The authors propose that this cooperative SST→PV interaction serves a biophysical function: it maximizes the signal-to-noise ratio of excitatory neurons by minimizing noisy dendritic inputs and maximizing somatic spiking. In other words, the circuit balances inhibition at dendrites and the soma to promote consistent, high-fidelity sensory coding.
SST activity is not determined solely by local feedback within the circuit. The researchers note that top-down inputs from other brain regions could modulate SST neurons as well—for example, when attention or behavioral relevance increases the need for reliable representation, higher brain centers might engage SST cells to sharpen cortical coding.
In addition to Sur, Yildirim and Rikhye, the paper’s authors include Ming Hu and Vincent Breton-Provencher. Funding for the study came from the National Eye Institute, the National Institute of Biomedical Imaging and Bioengineering of the National Institutes of Health, and the JPB Foundation.
About this visual neuroscience research news
Author: David Orenstein
Source: Picower Institute for Learning and Memory
Contact: David Orenstein – Picower Institute for Learning and Memory
Image: The image is credited to Murat Yildirim/MIT Picower Institute
Original Research: Closed access. “Reliable sensory processing in mouse visual cortex through cooperative interactions between somatostatin and parvalbumin interneurons” by Rajeev V. Rikhye, Murat Yildirim, Ming Hu, Vincent Breton-Provencher and Mriganka Sur. Journal of Neuroscience.
Abstract
Reliable sensory processing in mouse visual cortex through cooperative interactions between somatostatin and parvalbumin interneurons
Neuronal variability constrains information encoding in primary visual cortex (V1), yet neurons can also respond with high precision to the same visual stimulus across trials. This suggests circuit mechanisms exist to dynamically regulate trial-to-trial variability. The study examined how different inhibitory interneurons contribute to reliable coding in mouse V1 using dual-color calcium imaging to monitor SST and PV ensembles simultaneously while awake mice passively viewed natural movies. SST neurons were more active during reliable epochs of pyramidal neuron firing, whereas PV neurons were more active during unreliable epochs, and SST activity lagged PV activity consistent with an inhibitory SST→PV circuit.
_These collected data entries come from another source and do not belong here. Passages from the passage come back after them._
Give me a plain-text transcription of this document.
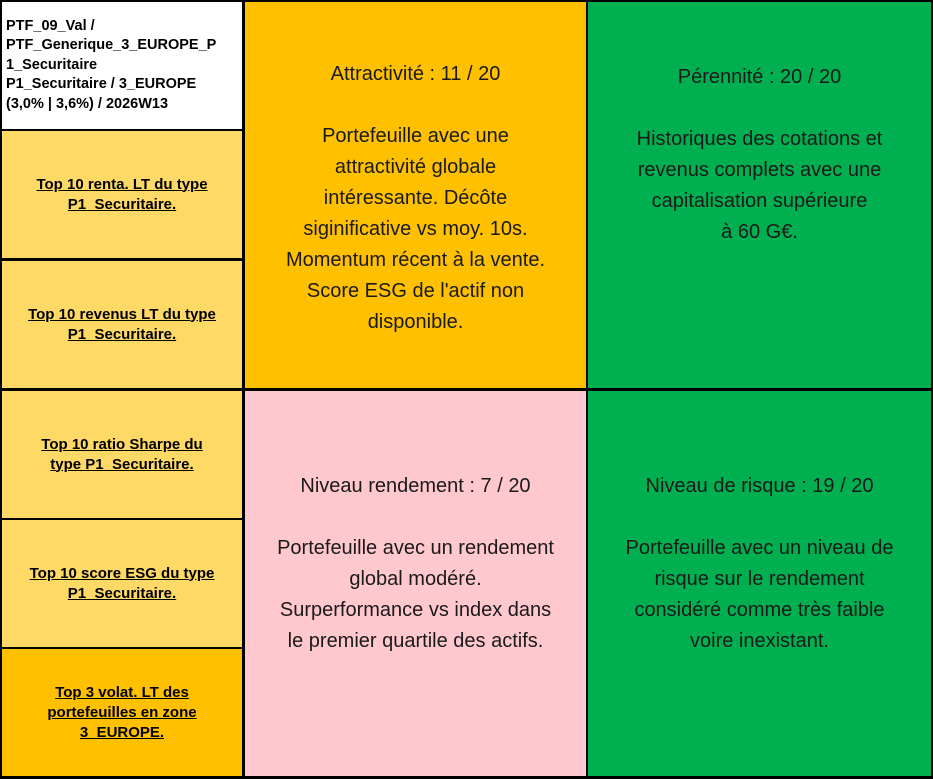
PTF_09_Val /
PTF_Generique_3_EUROPE_P
1_Securitaire
P1_Securitaire / 3_EUROPE
(3,0% | 3,6%) / 2026W13
Top 10 renta. LT du type
P1_Securitaire.
Top 10 revenus LT du type
P1_Securitaire.
Top 10 ratio Sharpe du
type P1_Securitaire.
Top 10 score ESG du type
P1_Securitaire.
Top 3 volat. LT des
portefeuilles en zone
3_EUROPE.
Attractivité : 11 / 20
Portefeuille avec une
attractivité globale
intéressante. Décôte
siginificative vs moy. 10s.
Momentum récent à la vente.
Score ESG de l'actif non
disponible.
Pérennité : 20 / 20
Historiques des cotations et
revenus complets avec une
capitalisation supérieure
à 60 G€.
Niveau rendement : 7 / 20
Portefeuille avec un rendement
global modéré.
Surperformance vs index dans
le premier quartile des actifs.
Niveau de risque : 19 / 20
Portefeuille avec un niveau de
risque sur le rendement
considéré comme très faible
voire inexistant.
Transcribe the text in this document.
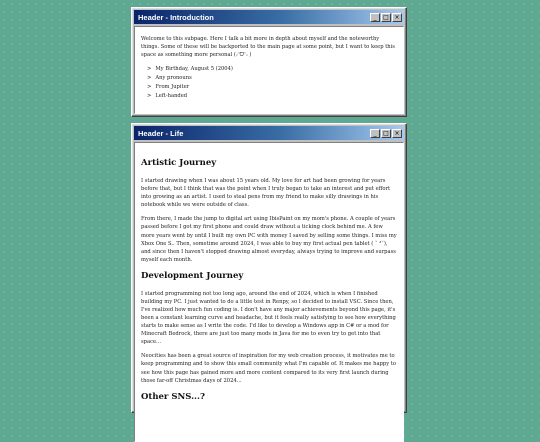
Header - Introduction	_	□ ×

Welcome to this subpage. Here I talk a bit more in depth about myself and the noteworthy things. Some of these will be backported to the main page at some point, but I want to keep this space as something more personal (˶ᵔᗜᵔ˶ )

> My Birthday, August 5 (2004)
> Any pronouns
> From Jupiter
> Left-handed
Header - Life	_	□ ×
Artistic Journey

I started drawing when I was about 15 years old. My love for art had been growing for years before that, but I think that was the point when I truly began to take an interest and put effort into growing as an artist. I used to steal pens from my friend to make silly drawings in his notebook while we were outside of class.

From there, I made the jump to digital art using IbisPaint on my mom's phone. A couple of years passed before I got my first phone and could draw without a ticking clock behind me. A few more years went by until I built my own PC with money I saved by selling some things. I miss my Xbox One S.. Then, sometime around 2024, I was able to buy my first actual pen tablet ( ˘ ³˘), and since then I haven't stopped drawing almost everyday, always trying to improve and surpass myself each month.

Development Journey

I started programming not too long ago, around the end of 2024, which is when I finished building my PC. I just wanted to do a little test in Renpy, so I decided to install VSC. Since then, I've realized how much fun coding is. I don't have any major achievements beyond this page, it's been a constant learning curve and headache, but it feels really satisfying to see how everything starts to make sense as I write the code. I'd like to develop a Windows app in C# or a mod for Minecraft Bedrock, there are just too many mods in Java for me to even try to get into that space...

Neocities has been a great source of inspiration for my web creation process, it motivates me to keep programming and to show this small community what I'm capable of. It makes me happy to see how this page has gained more and more content compared to its very first launch during those far-off Christmas days of 2024...

Other SNS...?
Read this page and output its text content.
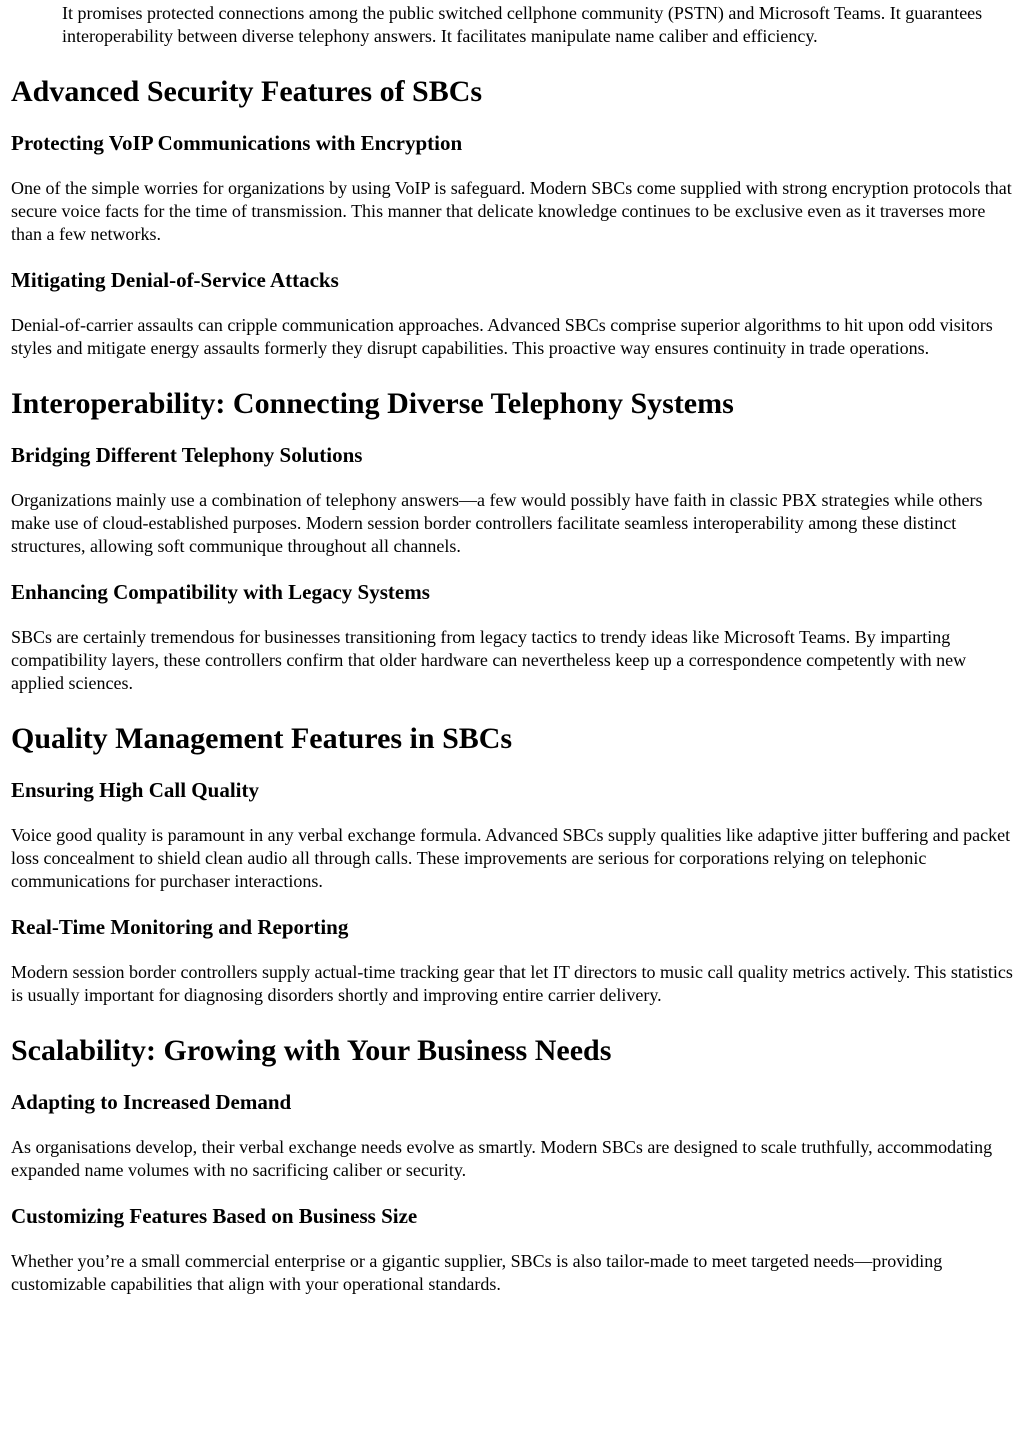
It promises protected connections among the public switched cellphone community (PSTN) and Microsoft Teams. It guarantees interoperability between diverse telephony answers. It facilitates manipulate name caliber and efficiency.

Advanced Security Features of SBCs
Protecting VoIP Communications with Encryption

One of the simple worries for organizations by using VoIP is safeguard. Modern SBCs come supplied with strong encryption protocols that secure voice facts for the time of transmission. This manner that delicate knowledge continues to be exclusive even as it traverses more than a few networks.

Mitigating Denial-of-Service Attacks

Denial-of-carrier assaults can cripple communication approaches. Advanced SBCs comprise superior algorithms to hit upon odd visitors styles and mitigate energy assaults formerly they disrupt capabilities. This proactive way ensures continuity in trade operations.

Interoperability: Connecting Diverse Telephony Systems
Bridging Different Telephony Solutions

Organizations mainly use a combination of telephony answers—a few would possibly have faith in classic PBX strategies while others make use of cloud-established purposes. Modern session border controllers facilitate seamless interoperability among these distinct structures, allowing soft communique throughout all channels.

Enhancing Compatibility with Legacy Systems

SBCs are certainly tremendous for businesses transitioning from legacy tactics to trendy ideas like Microsoft Teams. By imparting compatibility layers, these controllers confirm that older hardware can nevertheless keep up a correspondence competently with new applied sciences.

Quality Management Features in SBCs
Ensuring High Call Quality

Voice good quality is paramount in any verbal exchange formula. Advanced SBCs supply qualities like adaptive jitter buffering and packet loss concealment to shield clean audio all through calls. These improvements are serious for corporations relying on telephonic communications for purchaser interactions.

Real-Time Monitoring and Reporting

Modern session border controllers supply actual-time tracking gear that let IT directors to music call quality metrics actively. This statistics is usually important for diagnosing disorders shortly and improving entire carrier delivery.

Scalability: Growing with Your Business Needs
Adapting to Increased Demand

As organisations develop, their verbal exchange needs evolve as smartly. Modern SBCs are designed to scale truthfully, accommodating expanded name volumes with no sacrificing caliber or security.

Customizing Features Based on Business Size

Whether you’re a small commercial enterprise or a gigantic supplier, SBCs is also tailor-made to meet targeted needs—providing customizable capabilities that align with your operational standards.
Temporally targeted optogenetic activation and inactivation of SST and PV interneurons during periods of reliable and unreliable pyramidal cell firing demonstrated that transient activation of SST neurons increased pyramidal neuron reliability by suppressing PV neurons, a finding supported by a rate-based model of V1. These results identify a cooperative role for the SST→PV circuit in modulating the reliability of pyramidal neuron activity.
SIGNIFICANCE STATEMENT
Cortical neurons often exhibit large variability to identical sensory stimuli, though they can respond reliably under certain conditions. Using dual-wavelength calcium imaging and temporally selective optical perturbations, the study identifies an inhibitory circuit in visual cortex that modulates pyramidal neuron reliability to naturalistic stimuli. Computational models support the conclusion that somatostatin interneurons enhance reliability by suppressing parvalbumin interneurons through the SST→PV pathway, revealing a novel circuit mechanism that improves the fidelity of neural coding essential for visual perception.